Analis mata uang Doo Financial Futures, Lukman Leong, menilai pelemahan terukur ini menandakan rupiah sedang berada dalam fase konsolidasi. Pasar finansial domestik masih mencerna berbagai sinyal yang saling bertolak belakang dari kawasan Timur Tengah.
“Rupiah diperkirakan bergerak konsolidatif di tengah perkembangan geopolitik di Timur Tengah yang masih memberikan sinyal beragam,” kata Lukman di Jakarta, Rabu.
Sinyal Damai dan Ketegangan Selat Hormuz
Kondisi geopolitik di kawasan Teluk memang sedang menjadi sorotan utama para pelaku pasar global. Laporan media internasional Anadolu Agency menyebutkan, Menteri Pertahanan Pakistan Khawaja Asif mengindikasikan bahwa Iran dan Amerika Serikat (AS) sebenarnya sudah semakin dekat dengan kesepakatan damai.
Meski begitu, tensi di lapangan belum sepenuhnya mereda. Kebuntuan di jalur pelayaran vital Selat Hormuz masih membayangi arus perdagangan dunia. Pemerintah Pakistan bahkan berencana mengirimkan Menteri Dalam Negeri Mohsin Naqvi untuk menyodorkan proposal baru kepada para pemimpin Teheran demi mengurai kebuntuan tersebut.
Di satu sisi, kabar kemajuan perundingan memberikan angin segar bagi pasar. Namun di sisi lain, ketegasan Iran yang enggan membuka Selat Hormuz sebelum syarat-syaratnya dipenuhi tetap menahan laju aset berisiko di pasar berkembang, termasuk rupiah.
Pasar Menanti Data Inflasi AS
Bukan cuma faktor geopolitik yang membikin investor berhati-hati. Pelaku pasar di kawasan global saat ini cenderung memilih mengamankan posisi (wait and see) sembari menanti rilis data inflasi Amerika Serikat yang dijadwalkan keluar nanti malam.
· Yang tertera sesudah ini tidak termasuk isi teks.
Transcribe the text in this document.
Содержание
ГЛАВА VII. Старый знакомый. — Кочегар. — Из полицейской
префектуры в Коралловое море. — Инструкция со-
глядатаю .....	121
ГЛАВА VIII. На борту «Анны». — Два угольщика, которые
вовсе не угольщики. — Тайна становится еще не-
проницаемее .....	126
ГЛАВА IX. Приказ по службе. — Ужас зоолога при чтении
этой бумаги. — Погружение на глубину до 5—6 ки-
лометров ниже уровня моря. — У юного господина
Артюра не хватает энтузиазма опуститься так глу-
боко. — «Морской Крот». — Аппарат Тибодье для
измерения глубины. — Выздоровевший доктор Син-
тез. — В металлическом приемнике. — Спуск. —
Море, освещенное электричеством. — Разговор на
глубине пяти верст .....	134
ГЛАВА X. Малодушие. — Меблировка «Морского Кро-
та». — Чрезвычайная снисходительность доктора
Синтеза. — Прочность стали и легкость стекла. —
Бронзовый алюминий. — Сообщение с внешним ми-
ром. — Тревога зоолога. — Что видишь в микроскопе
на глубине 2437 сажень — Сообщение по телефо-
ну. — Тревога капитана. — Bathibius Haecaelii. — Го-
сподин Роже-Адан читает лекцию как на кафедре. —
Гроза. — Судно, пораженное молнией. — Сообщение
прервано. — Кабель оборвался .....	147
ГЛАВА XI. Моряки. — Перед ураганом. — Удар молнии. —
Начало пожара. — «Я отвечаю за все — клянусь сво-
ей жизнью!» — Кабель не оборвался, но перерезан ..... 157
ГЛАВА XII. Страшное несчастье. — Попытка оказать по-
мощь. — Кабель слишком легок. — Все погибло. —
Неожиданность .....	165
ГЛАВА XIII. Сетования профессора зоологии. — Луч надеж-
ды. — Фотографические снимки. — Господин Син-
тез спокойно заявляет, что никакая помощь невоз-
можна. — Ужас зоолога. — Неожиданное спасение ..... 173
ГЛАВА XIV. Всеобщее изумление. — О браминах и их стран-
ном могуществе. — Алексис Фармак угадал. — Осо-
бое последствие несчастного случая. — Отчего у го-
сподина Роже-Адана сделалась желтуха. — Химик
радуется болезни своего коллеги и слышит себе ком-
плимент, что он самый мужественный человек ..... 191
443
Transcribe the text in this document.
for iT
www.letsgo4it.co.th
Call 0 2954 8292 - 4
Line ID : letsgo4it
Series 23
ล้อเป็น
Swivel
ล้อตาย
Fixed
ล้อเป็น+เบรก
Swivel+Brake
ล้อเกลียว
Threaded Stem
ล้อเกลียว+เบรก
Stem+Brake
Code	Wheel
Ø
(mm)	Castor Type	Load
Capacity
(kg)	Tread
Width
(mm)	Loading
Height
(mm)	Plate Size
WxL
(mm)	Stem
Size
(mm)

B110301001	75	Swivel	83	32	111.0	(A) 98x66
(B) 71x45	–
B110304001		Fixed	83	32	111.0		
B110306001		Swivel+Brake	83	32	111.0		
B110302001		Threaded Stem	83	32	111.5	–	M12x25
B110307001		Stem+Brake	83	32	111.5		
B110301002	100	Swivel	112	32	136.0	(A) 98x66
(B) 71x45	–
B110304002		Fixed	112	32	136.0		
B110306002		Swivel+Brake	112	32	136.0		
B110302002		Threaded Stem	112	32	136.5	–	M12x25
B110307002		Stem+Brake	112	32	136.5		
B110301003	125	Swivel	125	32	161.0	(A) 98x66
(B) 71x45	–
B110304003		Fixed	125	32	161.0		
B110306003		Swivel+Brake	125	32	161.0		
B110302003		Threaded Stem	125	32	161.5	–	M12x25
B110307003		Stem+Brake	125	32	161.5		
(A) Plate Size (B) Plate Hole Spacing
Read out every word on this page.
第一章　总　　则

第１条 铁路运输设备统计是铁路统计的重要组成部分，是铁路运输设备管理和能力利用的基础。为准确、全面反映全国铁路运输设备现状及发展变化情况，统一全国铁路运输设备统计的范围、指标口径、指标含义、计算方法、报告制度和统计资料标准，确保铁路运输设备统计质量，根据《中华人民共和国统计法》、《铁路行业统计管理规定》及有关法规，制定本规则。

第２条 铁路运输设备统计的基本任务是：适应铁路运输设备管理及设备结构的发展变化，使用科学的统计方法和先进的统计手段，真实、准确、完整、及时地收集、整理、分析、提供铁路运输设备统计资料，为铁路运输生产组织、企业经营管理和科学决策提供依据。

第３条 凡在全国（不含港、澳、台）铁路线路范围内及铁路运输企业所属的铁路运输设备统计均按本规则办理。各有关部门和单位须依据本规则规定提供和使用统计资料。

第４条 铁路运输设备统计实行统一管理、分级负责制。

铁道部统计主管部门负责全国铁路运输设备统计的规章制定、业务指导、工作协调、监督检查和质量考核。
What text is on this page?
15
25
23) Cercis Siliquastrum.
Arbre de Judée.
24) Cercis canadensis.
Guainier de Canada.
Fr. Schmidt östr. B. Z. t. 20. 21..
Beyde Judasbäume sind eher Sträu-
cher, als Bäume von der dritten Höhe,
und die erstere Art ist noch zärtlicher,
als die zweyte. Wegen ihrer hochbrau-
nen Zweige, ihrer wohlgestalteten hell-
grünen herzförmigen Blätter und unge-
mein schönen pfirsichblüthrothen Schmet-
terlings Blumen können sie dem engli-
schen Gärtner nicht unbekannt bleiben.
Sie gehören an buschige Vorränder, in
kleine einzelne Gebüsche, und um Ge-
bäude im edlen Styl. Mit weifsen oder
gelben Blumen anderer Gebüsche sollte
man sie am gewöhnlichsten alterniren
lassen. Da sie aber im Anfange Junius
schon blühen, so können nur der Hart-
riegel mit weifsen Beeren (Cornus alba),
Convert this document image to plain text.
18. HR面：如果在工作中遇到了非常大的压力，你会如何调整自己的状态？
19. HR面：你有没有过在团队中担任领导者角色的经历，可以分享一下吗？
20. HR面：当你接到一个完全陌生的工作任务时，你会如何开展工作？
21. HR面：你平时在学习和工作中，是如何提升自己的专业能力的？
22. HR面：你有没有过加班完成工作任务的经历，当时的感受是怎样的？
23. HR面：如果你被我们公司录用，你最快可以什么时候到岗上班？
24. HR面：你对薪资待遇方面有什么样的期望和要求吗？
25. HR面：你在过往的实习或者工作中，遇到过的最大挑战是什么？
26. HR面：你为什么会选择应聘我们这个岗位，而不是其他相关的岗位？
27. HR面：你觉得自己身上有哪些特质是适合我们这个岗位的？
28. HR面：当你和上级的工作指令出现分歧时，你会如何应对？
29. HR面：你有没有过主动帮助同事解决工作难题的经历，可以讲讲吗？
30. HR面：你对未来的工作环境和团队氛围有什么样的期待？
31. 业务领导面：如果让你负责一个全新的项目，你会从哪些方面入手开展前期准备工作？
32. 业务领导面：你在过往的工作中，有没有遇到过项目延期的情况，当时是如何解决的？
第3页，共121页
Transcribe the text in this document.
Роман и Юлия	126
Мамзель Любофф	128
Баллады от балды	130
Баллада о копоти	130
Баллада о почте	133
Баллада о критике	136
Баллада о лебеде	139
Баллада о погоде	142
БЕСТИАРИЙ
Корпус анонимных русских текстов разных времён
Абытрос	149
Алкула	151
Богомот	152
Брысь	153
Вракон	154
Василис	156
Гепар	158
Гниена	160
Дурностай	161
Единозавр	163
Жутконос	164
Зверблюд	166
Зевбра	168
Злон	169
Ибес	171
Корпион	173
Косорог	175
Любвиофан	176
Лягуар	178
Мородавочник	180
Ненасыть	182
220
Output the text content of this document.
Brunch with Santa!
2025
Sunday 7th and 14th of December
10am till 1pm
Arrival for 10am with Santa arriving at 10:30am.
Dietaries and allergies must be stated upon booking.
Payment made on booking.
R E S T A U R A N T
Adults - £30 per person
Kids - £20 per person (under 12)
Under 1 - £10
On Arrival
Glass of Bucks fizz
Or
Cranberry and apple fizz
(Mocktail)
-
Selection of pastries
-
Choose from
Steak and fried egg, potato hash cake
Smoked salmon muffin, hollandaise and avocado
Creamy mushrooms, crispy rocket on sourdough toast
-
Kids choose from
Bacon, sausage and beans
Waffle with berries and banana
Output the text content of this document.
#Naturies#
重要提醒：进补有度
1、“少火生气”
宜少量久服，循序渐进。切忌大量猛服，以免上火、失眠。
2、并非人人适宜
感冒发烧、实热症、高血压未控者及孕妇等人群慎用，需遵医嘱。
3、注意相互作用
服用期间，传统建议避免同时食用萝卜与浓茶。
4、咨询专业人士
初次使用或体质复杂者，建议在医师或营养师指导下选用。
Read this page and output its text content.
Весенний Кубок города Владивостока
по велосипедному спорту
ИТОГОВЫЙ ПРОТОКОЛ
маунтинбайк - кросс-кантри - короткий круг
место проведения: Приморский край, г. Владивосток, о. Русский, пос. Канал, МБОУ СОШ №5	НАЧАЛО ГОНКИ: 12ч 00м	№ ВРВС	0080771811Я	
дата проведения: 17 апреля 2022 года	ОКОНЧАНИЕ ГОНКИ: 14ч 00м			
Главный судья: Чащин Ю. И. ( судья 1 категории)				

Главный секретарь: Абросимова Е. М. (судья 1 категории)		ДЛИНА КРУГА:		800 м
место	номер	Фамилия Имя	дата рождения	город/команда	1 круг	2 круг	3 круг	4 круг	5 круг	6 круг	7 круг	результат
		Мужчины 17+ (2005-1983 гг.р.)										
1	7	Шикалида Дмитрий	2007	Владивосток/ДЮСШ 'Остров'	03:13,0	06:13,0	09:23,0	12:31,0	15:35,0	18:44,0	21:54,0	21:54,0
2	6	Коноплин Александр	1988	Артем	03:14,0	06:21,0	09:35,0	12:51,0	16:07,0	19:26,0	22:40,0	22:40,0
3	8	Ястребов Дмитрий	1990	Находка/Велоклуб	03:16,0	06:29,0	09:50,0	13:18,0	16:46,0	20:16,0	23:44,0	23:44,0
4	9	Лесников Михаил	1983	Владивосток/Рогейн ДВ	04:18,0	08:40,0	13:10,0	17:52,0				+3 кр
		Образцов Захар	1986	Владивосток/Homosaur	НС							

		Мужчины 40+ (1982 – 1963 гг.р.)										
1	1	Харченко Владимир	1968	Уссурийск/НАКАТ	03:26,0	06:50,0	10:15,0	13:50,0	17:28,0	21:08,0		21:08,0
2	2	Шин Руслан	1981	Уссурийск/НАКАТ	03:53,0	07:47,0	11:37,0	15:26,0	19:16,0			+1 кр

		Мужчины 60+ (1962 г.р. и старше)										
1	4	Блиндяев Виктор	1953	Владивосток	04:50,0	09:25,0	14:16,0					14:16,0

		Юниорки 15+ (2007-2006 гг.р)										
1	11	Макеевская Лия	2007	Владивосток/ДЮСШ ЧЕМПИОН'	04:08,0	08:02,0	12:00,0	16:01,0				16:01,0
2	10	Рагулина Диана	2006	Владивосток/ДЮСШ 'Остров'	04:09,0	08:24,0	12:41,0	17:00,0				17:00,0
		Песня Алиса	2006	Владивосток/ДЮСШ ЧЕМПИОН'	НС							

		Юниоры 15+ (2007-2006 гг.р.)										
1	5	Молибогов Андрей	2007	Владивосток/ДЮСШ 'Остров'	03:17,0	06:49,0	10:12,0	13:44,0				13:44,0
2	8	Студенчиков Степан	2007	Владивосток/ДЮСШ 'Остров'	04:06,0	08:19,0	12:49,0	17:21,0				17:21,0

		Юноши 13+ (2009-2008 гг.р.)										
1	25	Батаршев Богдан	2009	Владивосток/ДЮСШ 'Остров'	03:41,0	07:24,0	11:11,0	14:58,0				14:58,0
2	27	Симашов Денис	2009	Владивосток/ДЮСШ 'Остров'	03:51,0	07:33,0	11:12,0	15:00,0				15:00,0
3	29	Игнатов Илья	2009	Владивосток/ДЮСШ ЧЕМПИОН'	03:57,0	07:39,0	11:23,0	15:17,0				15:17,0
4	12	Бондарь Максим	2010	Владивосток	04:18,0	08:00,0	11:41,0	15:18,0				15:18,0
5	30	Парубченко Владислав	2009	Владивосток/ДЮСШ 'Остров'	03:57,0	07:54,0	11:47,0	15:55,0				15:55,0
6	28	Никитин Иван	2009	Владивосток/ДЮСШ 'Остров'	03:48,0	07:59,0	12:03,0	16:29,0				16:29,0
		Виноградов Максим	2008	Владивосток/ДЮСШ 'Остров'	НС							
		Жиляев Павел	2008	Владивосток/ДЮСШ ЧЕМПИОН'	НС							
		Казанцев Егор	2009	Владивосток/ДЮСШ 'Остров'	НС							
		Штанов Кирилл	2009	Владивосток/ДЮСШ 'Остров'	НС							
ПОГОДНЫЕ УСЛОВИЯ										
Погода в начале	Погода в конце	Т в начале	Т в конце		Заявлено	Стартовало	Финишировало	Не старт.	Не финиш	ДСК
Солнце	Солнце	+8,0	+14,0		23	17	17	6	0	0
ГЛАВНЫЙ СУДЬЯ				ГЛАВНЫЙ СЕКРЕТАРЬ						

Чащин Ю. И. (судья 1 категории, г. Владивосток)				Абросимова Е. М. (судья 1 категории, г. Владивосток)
Konsensus pasar memproyeksikan adanya penurunan laju inflasi di Negeri Paman Sam, baik untuk inflasi umum maupun inflasi inti. Inflasi tahunan (YoY) AS diperkirakan melandai dari 2,6 persen menjadi 2,5 persen. Sementara itu, inflasi inti tahunan diprediksi turun tipis dari 3,5 persen ke posisi 3,4 persen.
Jika rilis data inflasi sesuai dengan estimasi pasar yang melandai, hal ini berpotensi meredakan tekanan penguatan dolar AS secara global.
Menakar Sinyal Rebalancing Indeks MSCI
Dari dalam negeri, sentimen pasar turut dipengaruhi oleh antisipasi para pelaku pasar modal terhadap pengumuman rebalancing indeks Morgan Stanley Capital International (MSCI).
Lukman menyebut, arah pengumuman MSCI kali ini masih dibalut ketidakpastian. Namun, rumor yang beredar di pasar mengindikasikan tidak akan ada emiten baru asal Indonesia yang masuk ke dalam perhitungan indeks global tersebut dalam periode ini.
Menimbang kombinasi sentimen global dan domestik tersebut, rupiah diproyeksikan akan bergerak merayap dalam rentang Rp17.750 hingga Rp17.850 per dolar AS sepanjang perdagangan hari ini.